Traps Aren’t Always the Answer to Furry Garden Pests
If groundhogs, rabbits, or other creatures are wreaking havoc on your garden, consider other deterrents instead
In most people’s minds, humane traps are no-kill, cagelike devices that capture animals using bait. Some claim that certain snares and padded leghold traps are humane, as well, but these devices are more often inhumane because of the injuries they can cause as animals struggle to free themselves. It is important to remember that any trap can be inhumane when used inappropriately. An animal left in a cage for hours in extreme heat or cold can suffer extensively.

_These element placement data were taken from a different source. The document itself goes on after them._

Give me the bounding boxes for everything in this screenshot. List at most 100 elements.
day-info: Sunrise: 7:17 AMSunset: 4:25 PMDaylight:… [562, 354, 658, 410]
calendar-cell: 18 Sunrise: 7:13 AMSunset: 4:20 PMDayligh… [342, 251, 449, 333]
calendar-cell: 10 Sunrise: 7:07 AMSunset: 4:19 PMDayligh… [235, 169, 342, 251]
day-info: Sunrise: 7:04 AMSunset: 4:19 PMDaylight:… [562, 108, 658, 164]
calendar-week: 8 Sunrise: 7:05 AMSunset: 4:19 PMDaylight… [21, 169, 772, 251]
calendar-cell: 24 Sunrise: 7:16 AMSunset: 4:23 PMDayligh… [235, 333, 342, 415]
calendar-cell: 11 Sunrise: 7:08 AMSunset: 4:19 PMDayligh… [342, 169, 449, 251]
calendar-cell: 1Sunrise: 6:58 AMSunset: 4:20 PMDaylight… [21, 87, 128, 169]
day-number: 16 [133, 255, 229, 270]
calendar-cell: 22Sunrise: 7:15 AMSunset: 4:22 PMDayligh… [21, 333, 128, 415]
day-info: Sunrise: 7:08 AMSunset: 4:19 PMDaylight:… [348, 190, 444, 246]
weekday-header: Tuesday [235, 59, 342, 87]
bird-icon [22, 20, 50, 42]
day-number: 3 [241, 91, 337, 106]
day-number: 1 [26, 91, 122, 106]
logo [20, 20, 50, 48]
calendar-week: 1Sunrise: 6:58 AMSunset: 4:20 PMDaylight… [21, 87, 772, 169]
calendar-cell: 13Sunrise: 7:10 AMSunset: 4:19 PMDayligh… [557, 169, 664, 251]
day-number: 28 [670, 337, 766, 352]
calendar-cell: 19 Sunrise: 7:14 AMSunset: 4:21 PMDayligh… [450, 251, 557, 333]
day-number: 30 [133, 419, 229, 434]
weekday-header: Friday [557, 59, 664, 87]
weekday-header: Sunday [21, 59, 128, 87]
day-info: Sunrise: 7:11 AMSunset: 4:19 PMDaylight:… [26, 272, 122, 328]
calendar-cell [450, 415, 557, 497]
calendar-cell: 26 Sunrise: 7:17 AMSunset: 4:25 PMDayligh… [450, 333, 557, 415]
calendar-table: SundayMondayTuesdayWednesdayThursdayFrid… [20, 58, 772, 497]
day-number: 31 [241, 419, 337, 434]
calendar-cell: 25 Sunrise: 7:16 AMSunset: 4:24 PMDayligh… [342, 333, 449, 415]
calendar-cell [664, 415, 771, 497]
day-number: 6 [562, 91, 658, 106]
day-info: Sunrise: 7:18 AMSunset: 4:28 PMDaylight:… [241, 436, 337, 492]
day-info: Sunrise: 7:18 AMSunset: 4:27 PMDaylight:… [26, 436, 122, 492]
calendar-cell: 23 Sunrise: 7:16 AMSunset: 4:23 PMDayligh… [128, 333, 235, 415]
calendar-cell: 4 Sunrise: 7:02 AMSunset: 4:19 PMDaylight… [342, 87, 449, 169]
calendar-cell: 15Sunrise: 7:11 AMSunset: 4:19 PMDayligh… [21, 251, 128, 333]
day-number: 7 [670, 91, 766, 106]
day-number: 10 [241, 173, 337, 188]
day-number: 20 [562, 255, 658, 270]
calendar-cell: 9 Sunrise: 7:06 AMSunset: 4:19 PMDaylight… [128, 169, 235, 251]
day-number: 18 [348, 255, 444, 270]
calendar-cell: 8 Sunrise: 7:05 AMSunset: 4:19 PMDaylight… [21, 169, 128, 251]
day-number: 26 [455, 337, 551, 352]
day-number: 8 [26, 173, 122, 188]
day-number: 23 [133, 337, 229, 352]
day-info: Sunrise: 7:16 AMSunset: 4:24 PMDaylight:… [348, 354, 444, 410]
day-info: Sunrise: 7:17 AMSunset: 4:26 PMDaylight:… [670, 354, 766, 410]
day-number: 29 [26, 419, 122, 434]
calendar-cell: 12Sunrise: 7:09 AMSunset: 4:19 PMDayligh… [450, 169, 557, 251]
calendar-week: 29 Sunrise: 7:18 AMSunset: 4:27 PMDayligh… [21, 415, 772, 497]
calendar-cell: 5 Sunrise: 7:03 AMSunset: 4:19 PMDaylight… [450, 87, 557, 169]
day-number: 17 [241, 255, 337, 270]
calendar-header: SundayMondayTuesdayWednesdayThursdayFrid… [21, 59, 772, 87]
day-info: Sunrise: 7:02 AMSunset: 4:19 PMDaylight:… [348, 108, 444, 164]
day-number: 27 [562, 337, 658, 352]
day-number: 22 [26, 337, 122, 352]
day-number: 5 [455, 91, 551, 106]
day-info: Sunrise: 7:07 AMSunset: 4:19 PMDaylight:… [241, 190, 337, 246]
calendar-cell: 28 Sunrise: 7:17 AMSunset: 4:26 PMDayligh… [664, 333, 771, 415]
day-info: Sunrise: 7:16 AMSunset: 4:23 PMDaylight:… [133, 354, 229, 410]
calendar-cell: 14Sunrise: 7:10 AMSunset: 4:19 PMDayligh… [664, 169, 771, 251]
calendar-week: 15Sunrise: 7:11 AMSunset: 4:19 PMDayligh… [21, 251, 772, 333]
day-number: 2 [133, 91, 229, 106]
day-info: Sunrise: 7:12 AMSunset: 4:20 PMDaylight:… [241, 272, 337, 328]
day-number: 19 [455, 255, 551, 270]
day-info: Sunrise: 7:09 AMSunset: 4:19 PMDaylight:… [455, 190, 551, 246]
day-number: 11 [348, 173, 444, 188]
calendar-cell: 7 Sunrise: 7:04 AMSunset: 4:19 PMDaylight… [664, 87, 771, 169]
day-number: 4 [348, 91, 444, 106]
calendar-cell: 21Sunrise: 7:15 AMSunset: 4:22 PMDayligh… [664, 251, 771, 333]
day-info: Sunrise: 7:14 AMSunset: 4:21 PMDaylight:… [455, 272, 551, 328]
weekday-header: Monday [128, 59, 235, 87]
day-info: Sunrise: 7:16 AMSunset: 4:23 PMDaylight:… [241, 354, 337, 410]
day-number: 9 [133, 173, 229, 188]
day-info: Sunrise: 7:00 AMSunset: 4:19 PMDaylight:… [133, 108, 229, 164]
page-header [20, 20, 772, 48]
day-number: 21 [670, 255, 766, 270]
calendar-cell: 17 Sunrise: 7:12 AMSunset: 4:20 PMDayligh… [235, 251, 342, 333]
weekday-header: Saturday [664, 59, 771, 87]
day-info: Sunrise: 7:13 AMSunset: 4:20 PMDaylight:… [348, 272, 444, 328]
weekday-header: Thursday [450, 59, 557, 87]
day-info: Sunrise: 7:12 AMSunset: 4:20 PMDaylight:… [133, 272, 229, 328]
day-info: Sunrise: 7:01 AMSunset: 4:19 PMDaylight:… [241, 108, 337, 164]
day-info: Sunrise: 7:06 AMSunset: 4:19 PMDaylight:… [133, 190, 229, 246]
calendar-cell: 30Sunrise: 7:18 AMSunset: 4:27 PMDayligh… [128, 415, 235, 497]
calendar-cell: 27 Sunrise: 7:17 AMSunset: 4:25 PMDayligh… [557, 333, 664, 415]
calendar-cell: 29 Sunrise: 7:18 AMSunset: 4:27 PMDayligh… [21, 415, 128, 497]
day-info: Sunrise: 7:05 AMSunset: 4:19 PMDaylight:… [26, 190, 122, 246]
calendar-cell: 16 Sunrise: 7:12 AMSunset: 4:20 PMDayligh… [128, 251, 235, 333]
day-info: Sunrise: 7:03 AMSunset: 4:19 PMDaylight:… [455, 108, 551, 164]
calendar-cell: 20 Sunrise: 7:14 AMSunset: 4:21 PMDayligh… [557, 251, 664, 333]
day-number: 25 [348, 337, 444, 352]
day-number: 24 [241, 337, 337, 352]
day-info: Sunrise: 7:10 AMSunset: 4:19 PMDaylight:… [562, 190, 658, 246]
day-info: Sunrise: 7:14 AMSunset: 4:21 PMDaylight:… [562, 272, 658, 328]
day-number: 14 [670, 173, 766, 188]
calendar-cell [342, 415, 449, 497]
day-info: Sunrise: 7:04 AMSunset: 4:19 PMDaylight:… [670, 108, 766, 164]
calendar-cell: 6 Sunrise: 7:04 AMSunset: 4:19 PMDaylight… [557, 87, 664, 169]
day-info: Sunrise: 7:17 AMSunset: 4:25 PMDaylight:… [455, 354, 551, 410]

Removing pests by force is usually a short-lived solution
Whenever we begin to think about wild animals as pests, we set up a negative image of them that leads, all too often, to a desire to eradicate. Removing or killing a problem-causing animal, however, typically leads to only a short period before another takes its place. If we visualize wild animals as creatures that occasionally cause conflicts rather than as pests, we can apply conflict-resolution strategies that create environmentally responsible and humane solutions. There are, fortunately, a growing number of resources, such as one found at the website of the Humane Society of the United States, that can provide gardeners with realistic, effective, and humane solutions to animal problems.
Be sure to check local laws before attempting to trap any animal
If, after careful consideration, you determine that you would still like to trap and remove an animal, it is important to be aware of the laws in your state that regulate trapping, especially because this may call for a permit. Sometimes you will be allowed to relocate problem-causing wildlife—although you should be very careful not to separate mothers from their litters—more often, the law will require that the animal be killed. Then your local animal control agency may be the best source of advice.
The important thing to remember is that wildlife is indeed that: wild. You’ll need to use extreme caution to keep from being bitten and the animal from being injured. You’ll also have to find a legal space in which to release the animal. It is safest to avoid trapping an animal yourself; contact your local animal control agency if you cannot coexist with local wildlife and find it necessary to have a “pest” removed.